Identifying the sex-determination region (SDR) and other genomic features of sex chromosomes are of great importance in the studies of the evolution of sex. However, the process of accurately identifying the size and location of the SDR is often difficult, even when a genomic sequence is available. This usually is hindered by large repetitive elements and a lack of recombination in the SDR. In this thesis, I assemble sex chromosomes with whole genomic sequencing data, identify SDRs and explore their genomic features in two sister species from the Salicaceae family. I also develop an interpretation of the lability of the sex configuration in the two species. In Chapter 2, I use quantitative trait locus mapping and a genome-wide association study to characterize the genomic composition of the SDR in a reference genome derived a female Salix purpurea clone. I show that the SDR in S. purpurea has a female heterogametic (ZW) system on chromosome 15. The SDR is inferred to be between 5 to 7 Mb long and overlapping with the centromere.

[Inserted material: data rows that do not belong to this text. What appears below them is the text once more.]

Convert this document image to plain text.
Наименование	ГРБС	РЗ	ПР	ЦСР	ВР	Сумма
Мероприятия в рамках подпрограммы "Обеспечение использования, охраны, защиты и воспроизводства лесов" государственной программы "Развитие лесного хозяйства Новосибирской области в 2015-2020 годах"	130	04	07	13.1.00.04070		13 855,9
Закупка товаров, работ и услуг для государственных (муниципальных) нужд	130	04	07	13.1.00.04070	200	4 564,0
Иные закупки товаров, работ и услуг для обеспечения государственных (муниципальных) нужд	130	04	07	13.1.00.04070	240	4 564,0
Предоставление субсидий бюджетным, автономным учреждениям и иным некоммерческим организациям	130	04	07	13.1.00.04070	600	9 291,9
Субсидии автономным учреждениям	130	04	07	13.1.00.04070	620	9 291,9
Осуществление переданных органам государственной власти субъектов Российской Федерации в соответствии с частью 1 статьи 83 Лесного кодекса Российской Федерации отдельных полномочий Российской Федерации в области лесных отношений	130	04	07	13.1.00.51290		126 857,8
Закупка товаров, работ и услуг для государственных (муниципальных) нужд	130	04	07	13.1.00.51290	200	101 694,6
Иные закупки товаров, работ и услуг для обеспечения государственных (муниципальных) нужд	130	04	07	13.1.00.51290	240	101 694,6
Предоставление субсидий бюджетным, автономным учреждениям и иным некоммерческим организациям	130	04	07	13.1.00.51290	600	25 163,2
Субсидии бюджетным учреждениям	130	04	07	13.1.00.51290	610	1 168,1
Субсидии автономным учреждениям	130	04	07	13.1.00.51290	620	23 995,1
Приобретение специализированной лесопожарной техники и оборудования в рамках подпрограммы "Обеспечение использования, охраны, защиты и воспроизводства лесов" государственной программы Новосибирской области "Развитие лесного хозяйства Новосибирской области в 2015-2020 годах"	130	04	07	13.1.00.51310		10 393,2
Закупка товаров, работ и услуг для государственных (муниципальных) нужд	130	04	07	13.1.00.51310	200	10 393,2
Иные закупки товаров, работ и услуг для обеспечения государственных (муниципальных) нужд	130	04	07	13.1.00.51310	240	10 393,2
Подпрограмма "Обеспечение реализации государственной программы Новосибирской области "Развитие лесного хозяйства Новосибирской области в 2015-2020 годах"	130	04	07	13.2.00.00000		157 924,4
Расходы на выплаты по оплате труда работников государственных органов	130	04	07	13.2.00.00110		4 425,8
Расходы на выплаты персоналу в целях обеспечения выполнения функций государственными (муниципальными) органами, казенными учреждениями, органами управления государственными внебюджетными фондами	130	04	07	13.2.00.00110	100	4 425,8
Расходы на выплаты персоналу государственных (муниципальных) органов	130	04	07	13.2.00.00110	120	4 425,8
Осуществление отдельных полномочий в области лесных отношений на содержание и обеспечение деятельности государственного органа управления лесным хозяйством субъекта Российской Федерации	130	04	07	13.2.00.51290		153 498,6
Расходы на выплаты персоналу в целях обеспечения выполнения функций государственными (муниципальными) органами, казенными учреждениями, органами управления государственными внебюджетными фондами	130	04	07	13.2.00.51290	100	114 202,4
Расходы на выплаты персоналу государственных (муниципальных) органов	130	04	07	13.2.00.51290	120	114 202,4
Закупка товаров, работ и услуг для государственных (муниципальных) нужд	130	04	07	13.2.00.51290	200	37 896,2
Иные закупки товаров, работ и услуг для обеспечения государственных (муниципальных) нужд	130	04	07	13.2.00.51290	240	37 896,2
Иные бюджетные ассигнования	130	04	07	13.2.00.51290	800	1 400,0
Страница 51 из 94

This SDR has several classic features like reduced recombination and high structural polymorphism. Intriguingly, chromosome 19 contains sex-associated markers, which raises the possibility of a translocation of the SDR within the Salicaceae lineage. In Chapter 3, I improve the quality of assembly of sex chromosomes in S. purpurea with long-reads sequencing data and a modified map. Using an improved assembly of the SDR, I show that two consecutive palindromes span over a region of 200 kb, with conspicuous 20 kb stretches of highly conserved homologous sequences among the four arms in the female-specific regions of the SDR. Comparison to the genome of a closely related species S. suchowensis provides evidence for gene conversion occurring among the palindrome arms. The hypothesis of the translocation of the SDR within the Salicaceae could not be rejected. In Chapter 4, I use a similar strategy from Chapter 3 to study the SDR of a male Populus trichocarpa clone. I show that the SDR in P. trichocarpa has a male heterogametic (XY) system on chromosome 19. A cluster of inverted repeats that are homologous with a response regulator gene is present in the male-specific region in the SDR. This research provides important genomic resources for futures studies in these two species as well as the evolution of SDRs in the Salicaceae.